Key flags: --config (use config file), --keyword (single keyword), --report (generate report from history), --baseline (establish day-zero snapshot)

gsc_analytics.py

Purpose: Google Search Console data — top queries, page performance, quick-win opportunities. Chapter: 4

python gsc_analytics.py --quick-wins          # Find position 11-20 opportunities
python gsc_analytics.py --top-queries         # List top-performing queries
python gsc_analytics.py --pages               # Page-level performance
python gsc_analytics.py --trending            # Queries gaining impressions

Key flags: --quick-wins (keywords near page 1), --top-queries (best performers), --pages (page-level), --trending (rising queries), --days (lookback period, default 28)

seo_health_report.py

Purpose: Monthly markdown summary combining GSC + Serper data into one report. Chapter: 8

python seo_health_report.py                   # Generate full monthly report

Key flags: --output (output directory), --period (reporting period)

Content Production Scripts

serp_content_analyzer.py

Purpose: Analyzes top-ranking pages for a keyword, generates content briefs with competitive gaps. Chapter: 3

python serp_content_analyzer.py --keyword "target keyword"
python serp_content_analyzer.py --keyword "target keyword" --depth 10

Key flags: --keyword (target keyword), --depth (number of SERP results to analyze, default 10), --output (output directory)

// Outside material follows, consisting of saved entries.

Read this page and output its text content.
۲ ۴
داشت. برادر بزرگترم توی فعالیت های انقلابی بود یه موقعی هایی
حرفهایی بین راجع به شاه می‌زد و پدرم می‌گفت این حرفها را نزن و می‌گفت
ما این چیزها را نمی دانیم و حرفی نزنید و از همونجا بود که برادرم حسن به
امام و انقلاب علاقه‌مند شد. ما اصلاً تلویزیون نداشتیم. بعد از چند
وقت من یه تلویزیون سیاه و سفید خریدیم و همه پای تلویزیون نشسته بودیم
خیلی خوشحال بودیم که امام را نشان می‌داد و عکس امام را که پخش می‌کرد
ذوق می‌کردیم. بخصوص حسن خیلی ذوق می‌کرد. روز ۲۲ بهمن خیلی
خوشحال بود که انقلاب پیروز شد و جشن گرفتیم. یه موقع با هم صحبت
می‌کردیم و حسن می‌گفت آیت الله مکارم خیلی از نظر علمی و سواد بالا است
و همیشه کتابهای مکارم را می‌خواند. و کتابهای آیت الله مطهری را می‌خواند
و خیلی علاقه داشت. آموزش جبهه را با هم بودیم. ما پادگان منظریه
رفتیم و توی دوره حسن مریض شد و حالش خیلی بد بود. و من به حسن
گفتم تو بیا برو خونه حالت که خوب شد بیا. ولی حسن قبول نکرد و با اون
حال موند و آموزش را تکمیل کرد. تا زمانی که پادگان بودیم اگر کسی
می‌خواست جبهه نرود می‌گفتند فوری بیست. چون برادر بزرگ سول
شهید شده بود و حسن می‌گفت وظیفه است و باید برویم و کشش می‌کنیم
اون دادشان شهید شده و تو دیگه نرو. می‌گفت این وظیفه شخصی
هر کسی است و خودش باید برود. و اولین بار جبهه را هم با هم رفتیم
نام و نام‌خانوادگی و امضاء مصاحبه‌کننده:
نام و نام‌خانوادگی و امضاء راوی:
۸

headline_demand_research.py

Purpose: Scores headline candidates on 6 axes. Checks autocomplete demand. Enforces the 33-character Gmail subject line rule. Chapter: 4

python headline_demand_research.py "target keyword"
python headline_demand_research.py "target keyword" --offline
python headline_demand_research.py "target keyword" --candidates 10

Key flags: --offline (score without API calls), --candidates (number of headline variations to generate), --output (output file)

voice_gate.py

Purpose: Pre-publish quality gate — checks for banned phrases, structural limits, returns PASS/FAIL. Chapter: 4

python voice_gate.py your-draft.md
python voice_gate.py your-draft.md --fix      # Suggest specific replacements
python voice_gate.py your-draft.md --strict   # Enforce stricter limits

Key flags: --fix (suggest replacements for violations), --strict (lower thresholds), --config (custom banned phrases file)

content_queue_builder.py

Purpose: Reads content archives, clusters topics, outputs a ranked content queue. Chapter: 4

python content_queue_builder.py --config

Key flags: --config (use config file), --output (output file)

Off-Page Scripts

Purpose: Finds brand mentions linking to social profiles instead of your website — identifies link reclamation opportunities. Chapter: 6

python backlink_prospector.py                 # Find all reclamation opportunities

Key flags: --output (output directory). Reads brand name and founder name from seo_config.yaml.

Purpose: Monthly brand mention tracking — diffs against previous run to surface new and lost mentions. Chapter: 6

python backlink_monitor.py                    # Run monthly check
python backlink_monitor.py --baseline         # Establish first snapshot

Key flags: --baseline (create initial snapshot), --output (output directory)

brand_mention_tracker.py

Purpose: Tracks brand mentions across the web, Reddit, Quora — monitors category association strength for AEO. Chapter: 7

python brand_mention_tracker.py               # Run monthly tracking
python brand_mention_tracker.py --baseline    # Establish baseline counts

Key flags: --baseline (create initial snapshot), --output (output directory). Reads category associations from seo_config.yaml.